The present application relates to a composition comprising, notably in a physiologically acceptable medium: a. water; and b. at least one cellulosic cationic polymer (CP); and c. at least one anionic polymer (AP) chosen from methacrylic acid homopolymer salts; and d. at least one anionic surfactant comprising at least one cationic counterion; and e. a fatty phase; and f. at least one pigment; the weight ratio of the total amount of cellulosic cationic polymer(s)/the sum of the total amount of cellulosic cationic polymer(s) and of the total amount of anionic polymer(s) ranging from 40% to 80%, preferably from 60% to 70%; the weight ratio of the sum of the total amount of cellulosic cationic polymer(s) and of the total amount of anionic polymer(s)/the amount of water ranging from 5% to 20%. The invention also relates to a process for coating keratin materials, in particular the skin, notably the contour of the eyes, eyelashes or eyebrows, and keratin fibers, such as the eyelashes and/or the eyebrows, comprising a step of applying to said keratin materials at least one composition as defined above.

Claims

1. A composition comprising, in a physiologically acceptable medium: a. water; b. at least one cellulosic cationic polymer (CP); c. at least one anionic polymer (AP) chosen from methacrylic acid homopolymer salts; d. at least one anionic surfactant comprising at least one cationic counterion; e. a fatty phase; and f. at least one pigment; wherein a weight ratio of the total amount of cellulosic cationic polymer(s)/the sum of the total amount of cellulosic cationic polymer(s) and of the total amount of anionic polymer(s) is from 40% to 80%; and a weight ratio of the sum of the total amount of cellulosic cationic polymer(s) and of the total amount of anionic polymer(s)/the amount of water is from 5% to 20%.
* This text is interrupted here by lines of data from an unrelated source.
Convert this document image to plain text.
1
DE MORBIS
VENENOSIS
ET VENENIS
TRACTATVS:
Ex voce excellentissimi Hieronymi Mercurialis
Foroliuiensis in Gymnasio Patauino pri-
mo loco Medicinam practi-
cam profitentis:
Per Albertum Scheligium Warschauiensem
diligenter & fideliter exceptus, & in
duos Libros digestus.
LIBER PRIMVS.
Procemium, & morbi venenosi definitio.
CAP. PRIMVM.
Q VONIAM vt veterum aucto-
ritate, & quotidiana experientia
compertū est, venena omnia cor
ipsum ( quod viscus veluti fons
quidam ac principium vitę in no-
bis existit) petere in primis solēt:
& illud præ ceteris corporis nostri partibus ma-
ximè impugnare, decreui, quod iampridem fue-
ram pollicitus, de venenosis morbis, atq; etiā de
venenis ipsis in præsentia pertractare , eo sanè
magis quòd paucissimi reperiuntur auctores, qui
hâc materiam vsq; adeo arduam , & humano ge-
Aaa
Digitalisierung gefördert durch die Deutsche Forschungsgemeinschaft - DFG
2. The composition of claim 1, wherein the water is present in a concentration ranging from 30% to 70% by weight relative to the total weight of the composition.

3. The composition of claim 1, wherein the cellulosic cationic polymer is selected from the group consisting of: quaternary ammoniums of hydroxy(C.sub.1-C.sub.4)alkyl cellulose that has reacted with an epoxide substituted by a trimethylammonium group; hydroxy(C.sub.1-C.sub.4)alkyl celluloses grafted by a methacryloylethyltrimethylammonium, methacrylamidopropyltrimethylammonium or dimethyldiallylammonium salt; and mixtures thereof.

4. The composition of claim 1, wherein the cellulosic cationic polymer is a quaternary ammonium salt of hydroxyethylcellulose and of 2,3-epoxypropyltrimonium having the INCI name: POLYQUATERNIUM-10.

5. The composition of claim 1, wherein the concentration of active material of cellulosic cationic polymer(s) is from 1.0% to 5.0% by weight relative to the total weight of said composition.

6. The composition of claim 1, wherein the anionic polymer is a sodium salt of methacrylic acid homopolymer, having the INCI name: Sodium polymethacrylate.

7. The composition of claim 1, wherein the concentration of active material of anionic polymer(s) is from 1.0% to 5.0% by weight relative to the total weight of said composition.

8. The composition of claim 1, wherein the pigment is a metal oxide.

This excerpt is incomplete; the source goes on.